L’achat des parcelles du site ne comporte pas l’autorisation automatique, ni un « droit acquis », de fait ou « par héritage d’une situation antérieure », d’y exercer une activité qui ne correspond pas à la destination du Plan d’aménagement local (PAL), plus particulièrement au Plan d’aménagement de zone (PAZ).
Par ailleurs, le site ex-Carbura est situé en plein dans une zone de protection Au, et non à la limite d’un secteur de protection Au comme cela est mentionné dans le Rapport d’impact sur l’environnement 6.3.1 Etat initial. Qui plus est totalement en amont du captage du Puits des Baumes.
Une implantation du Centre de tri en surplomb du captage vital du Puits-des-Baumes (altitude du site ex-Carbura : 603m (niveau des voies), altitude du Puits-des-Baumes : 555m et nappe phréatique à 531m) serait donc une aberration logique totale et ferait montre d’une imprudence crasse, car le moindre incident de pollution aurait des conséquences incalculables pour la région (et peut-être à long terme), comme le confirme le Plan des infrastructures d’eau potable (PIEP) de la Commune de Grolley.
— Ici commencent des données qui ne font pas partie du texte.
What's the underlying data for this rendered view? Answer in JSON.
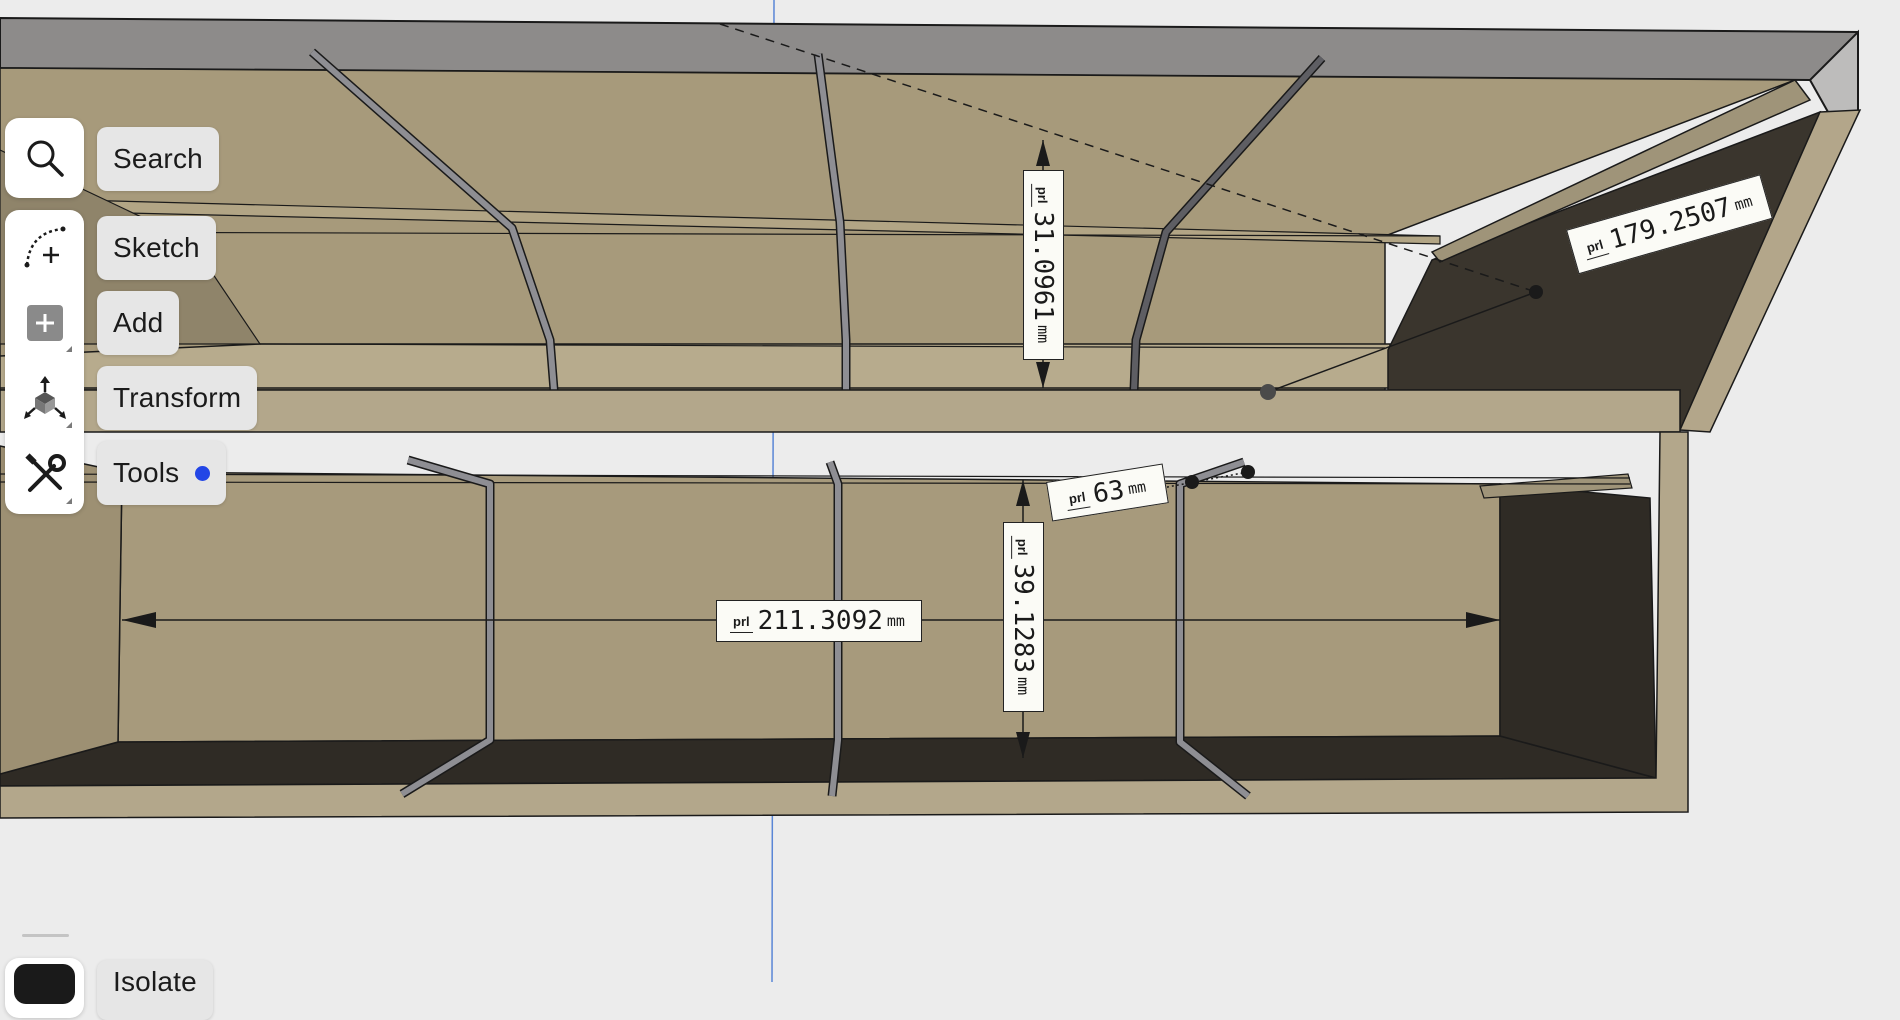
{
  "toolbar": {
    "search_label": "Search",
    "sketch_label": "Sketch",
    "add_label": "Add",
    "transform_label": "Transform",
    "tools_label": "Tools",
    "isolate_label": "Isolate",
    "icons": [
      "search-icon",
      "sketch-icon",
      "add-icon",
      "transform-icon",
      "tools-icon",
      "isolate-icon"
    ]
  },
  "dimensions": {
    "upper_height": {
      "tag": "prl",
      "value": "31.0961",
      "unit": "mm"
    },
    "diagonal": {
      "tag": "prl",
      "value": "179.2507",
      "unit": "mm"
    },
    "width": {
      "tag": "prl",
      "value": "211.3092",
      "unit": "mm"
    },
    "lower_height": {
      "tag": "prl",
      "value": "39.1283",
      "unit": "mm"
    },
    "small": {
      "tag": "prl",
      "value": "63",
      "unit": "mm"
    }
  },
  "colors": {
    "accent_dot": "#2346e6",
    "model_face": "#a99c7e",
    "model_dark": "#2f2b25",
    "axis_line": "#5a86d6"
  }
}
4.4.4.1 Pollution accidentelle de la ressource principale
Comme l’essentiel des ressources proviennent du puits des Baumes, une pollution de ce captage affecterait tout le système d’approvisionnement en eau potable.
Commune de Grolley, Plan des infrastructures d’eau potable (PIEP), RWB Groupe SA
Il n’y a aucune obligation d’implanter à CET emplacement spécifique une activité en instance de déménagement d’un autre site (Rosé/Avry) dont le seul défaut (?) est d’être trop petit pour les activités en développement de l’entreprise.
Au contraire, l’activité peut être implantée dans un large rayon et nécessite surtout de trouver un emplacement neutre d’un point de vue environnemental.
Ceci surtout si l’on considère que pour l’activité censée s’y déployer, et un peu contradictoirement à sa dénomination de « Centre de traitement des déchets et de valorisation des matières secondaires », le site ne servirait en fait uniquement que de lieu de stockage des déchets puisque, factuellement, les déchets y seront uniquement regroupés et conditionnés, éventuellement après un traitement intermédiaire (broyage, criblage), en vue d’une valorisation ou d’un recyclage dans d’autres installations dédiées à cet effet, donc dans d’autres entreprises, ailleurs.
Ainsi, au vu de l’activité purement logistique du centre, on peut aussi se demander en quoi celle-ci se distingue d’une quelconque activité industrielle, bien sûr réglementée, et pourquoi elle imposerait d’accepter un danger nouveau et significatif à un emplacement en cours de renaturation exceptionnel.
Autoriser le site à Léchelles, en le requalifiant en « Zone spéciale » destinée à un centre de tri des déchets revient au contraire à vouloir implanter une activité, aux risques avérés, à un emplacement situé juste à quelques dizaines de mètres et en amont d’une ressource vitale pour un bassin de population important.
Par ailleurs, cette activité n’est pas absente de la Broye, comme s’il fallait combler un vide absolument. Le Groupe Goutte à 1541 Sévaz est actif exactement dans le même domaine et remplit ses tâches à satisfaction. Cette entreprise familiale, établie depuis longtemps dans la Broye, se verrait ainsi concurrencée par un groupe (IHEH) à l’actionnariat sans doute bientôt majoritairement français et à l’ambition européenne via Paprec dont la Commune de Belmont-Broye vantait exclusivement les mérites dans le message qu’elle adressait récemment à son Conseil Général.